Q: What are the key lessons?
A: My role models were my father and grandfather. Lessons in values and integrity, operating by one’s word and taking a stand. If you don’t agree with something, say something. You also have to be able to pivot. If you don’t agree in a conversation you have to be able to say – whoa, stop. Let’s look at this in a different way. In addition, we practice the lessons we learned on how we treat people. Today the company’s stated values include belief in the success of each and every member, in work-life balance, leadership development from inside, and promotion of an open, collaborative and honest environment of mutual trust and respect.

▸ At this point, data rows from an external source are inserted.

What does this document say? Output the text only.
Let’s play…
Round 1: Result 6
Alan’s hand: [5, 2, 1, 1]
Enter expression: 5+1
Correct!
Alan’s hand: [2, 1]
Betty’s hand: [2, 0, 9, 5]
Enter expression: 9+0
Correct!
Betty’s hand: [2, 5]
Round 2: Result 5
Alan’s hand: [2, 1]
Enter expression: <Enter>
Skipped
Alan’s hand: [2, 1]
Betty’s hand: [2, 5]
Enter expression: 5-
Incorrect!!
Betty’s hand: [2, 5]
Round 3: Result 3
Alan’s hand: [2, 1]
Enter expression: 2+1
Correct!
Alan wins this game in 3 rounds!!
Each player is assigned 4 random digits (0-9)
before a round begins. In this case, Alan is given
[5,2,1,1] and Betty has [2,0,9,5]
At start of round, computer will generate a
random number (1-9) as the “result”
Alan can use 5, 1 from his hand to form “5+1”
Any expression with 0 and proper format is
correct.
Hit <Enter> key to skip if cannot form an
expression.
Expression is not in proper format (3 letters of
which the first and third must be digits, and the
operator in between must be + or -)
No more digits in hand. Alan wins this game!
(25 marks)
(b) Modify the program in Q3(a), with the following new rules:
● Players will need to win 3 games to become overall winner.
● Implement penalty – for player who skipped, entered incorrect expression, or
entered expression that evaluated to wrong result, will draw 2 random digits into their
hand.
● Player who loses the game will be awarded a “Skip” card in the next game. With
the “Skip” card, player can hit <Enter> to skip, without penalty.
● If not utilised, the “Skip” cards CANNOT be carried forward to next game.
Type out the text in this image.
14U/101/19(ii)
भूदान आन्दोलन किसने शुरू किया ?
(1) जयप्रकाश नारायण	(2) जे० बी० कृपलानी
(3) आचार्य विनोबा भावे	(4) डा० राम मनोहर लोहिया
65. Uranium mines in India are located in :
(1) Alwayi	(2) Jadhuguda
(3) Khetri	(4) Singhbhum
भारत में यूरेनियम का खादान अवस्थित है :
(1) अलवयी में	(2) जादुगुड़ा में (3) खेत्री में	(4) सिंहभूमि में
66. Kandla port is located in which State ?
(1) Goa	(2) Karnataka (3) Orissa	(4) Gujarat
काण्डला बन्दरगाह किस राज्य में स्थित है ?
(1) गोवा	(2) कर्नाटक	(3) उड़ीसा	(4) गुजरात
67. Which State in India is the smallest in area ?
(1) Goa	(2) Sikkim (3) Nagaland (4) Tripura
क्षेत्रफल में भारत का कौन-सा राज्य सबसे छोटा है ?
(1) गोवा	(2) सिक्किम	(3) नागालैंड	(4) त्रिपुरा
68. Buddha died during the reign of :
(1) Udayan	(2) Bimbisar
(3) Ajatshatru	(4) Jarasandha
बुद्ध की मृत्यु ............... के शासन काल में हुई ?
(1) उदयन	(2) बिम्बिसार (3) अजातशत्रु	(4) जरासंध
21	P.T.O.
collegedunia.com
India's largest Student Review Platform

Q: How does it feel to succeed again?
A: Success feels great! At one point I woke up depressed, with no electricity, my house in foreclosure and family exposed. There were over 200 different pieces of litigation, $83 million in debt, and everyone telling me to file bankruptcy. When I refused, people would yell and scream – and I had to learn the very valuable lessons of who would step up and who would not. My brother Steven Colao and Dennis Prude – stepped up and are my partners today. Friends, counsel, employees and clients stepped up in other meaningful ways.
Q: What is your feeling about industry growth?
A: Optimistic – I see a five-year horizon. New York City is an efficient market for real estate and development. There is always a need for housing and well-designed, well-built buildings. New York City is a magnet. The construction industry is a large piece of the economy – more than one trillion dollars. When you evaluate the amount invested in technology, though, construction ranks next to last. The direction of construction is toward integrating new technology, Passivehouse and Wellstandards. In that thrust, we embrace Open Shop, which allows more flexibility to innovate. Utilizing both dimensions of labor has allowed us to thrive – 1 + 1 = 3.
Q: What advice do you offer to someone just starting out?
A: No matter what sector of our industry they are in – try to diversify to get experience. Know all of the different facets of construction.
Q: What is the future for CNY?
A: Build on and develop the growth potential of our people. We currently have $940 million of work under contract for prominent and blue chip companies. As we finish each assignment, we continue to build a solid foundation for building something truly great.
Not a bad comeback!
Julia Davis is a managing partner at RIOT PR, New York, N.Y.